La claridad que entra por los ventanales de la residencia geriátrica la aturde unos instantes. Confusa, ha de hacer un esfuerzo para saber donde se encuentra. Enfrente de ella, en el televisor, Concha Velasco interpreta las últimas escenas de la  película Más Allá del Jardín, en la que la protagonista abandona su posición holgada en Sevilla para volcarse como enfermera en un pais africano convulso por la guerra. Sí, recuerda ahora que le ha vencido el cansancio viéndola... Son los años que pesan... Y advierte, entre resignada y molesta, que es una de las asistentas del centro la que arregla la manta que cubre sus piernas.
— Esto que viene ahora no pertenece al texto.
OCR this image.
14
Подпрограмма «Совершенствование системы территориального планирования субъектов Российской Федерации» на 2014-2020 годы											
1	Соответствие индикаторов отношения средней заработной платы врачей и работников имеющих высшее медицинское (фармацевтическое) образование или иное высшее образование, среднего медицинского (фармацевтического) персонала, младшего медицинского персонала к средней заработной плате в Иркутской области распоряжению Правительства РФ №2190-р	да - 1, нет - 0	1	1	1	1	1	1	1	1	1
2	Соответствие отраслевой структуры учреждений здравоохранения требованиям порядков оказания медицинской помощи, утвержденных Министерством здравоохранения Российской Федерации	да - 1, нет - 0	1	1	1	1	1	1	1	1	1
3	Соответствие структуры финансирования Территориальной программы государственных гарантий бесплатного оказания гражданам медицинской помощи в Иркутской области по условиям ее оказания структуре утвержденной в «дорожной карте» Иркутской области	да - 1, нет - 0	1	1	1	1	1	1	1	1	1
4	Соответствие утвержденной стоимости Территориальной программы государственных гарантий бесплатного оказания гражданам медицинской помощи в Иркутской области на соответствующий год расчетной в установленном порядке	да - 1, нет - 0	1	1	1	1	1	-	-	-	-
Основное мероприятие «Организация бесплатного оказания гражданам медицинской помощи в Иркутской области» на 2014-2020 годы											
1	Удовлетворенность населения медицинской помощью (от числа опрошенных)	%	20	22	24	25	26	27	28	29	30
-Señora Amelia, que han venido a visitarla.
Se ha soñado. Gracias a la película se ha soñado y fue feliz unos instantes. No puede dejar de entristecerse. ¡Cuántas cosas quiso hacer que nunca le dejaron! ¡Y cuánto más rato, hoy, hubiese querido continuar dormida!
-Abuela, soy yo.
Recuesta la cabeza en el respaldo de la mecedora y la vuelve hacia su nieta.  Ambas se juntan en un abrazo cariñoso.
-¿Ya es el día? –pregunta.
-Si, abuela, esta noche sale mi avión hacia Etiopía .
De pronto comprende que a quien ha soñado es a ella, a su nieta. Y  besa sus manos, tan suaves y frescas todavía. Amelia es dichosa por saber que hay vida útil para la mujer más allá del sueño.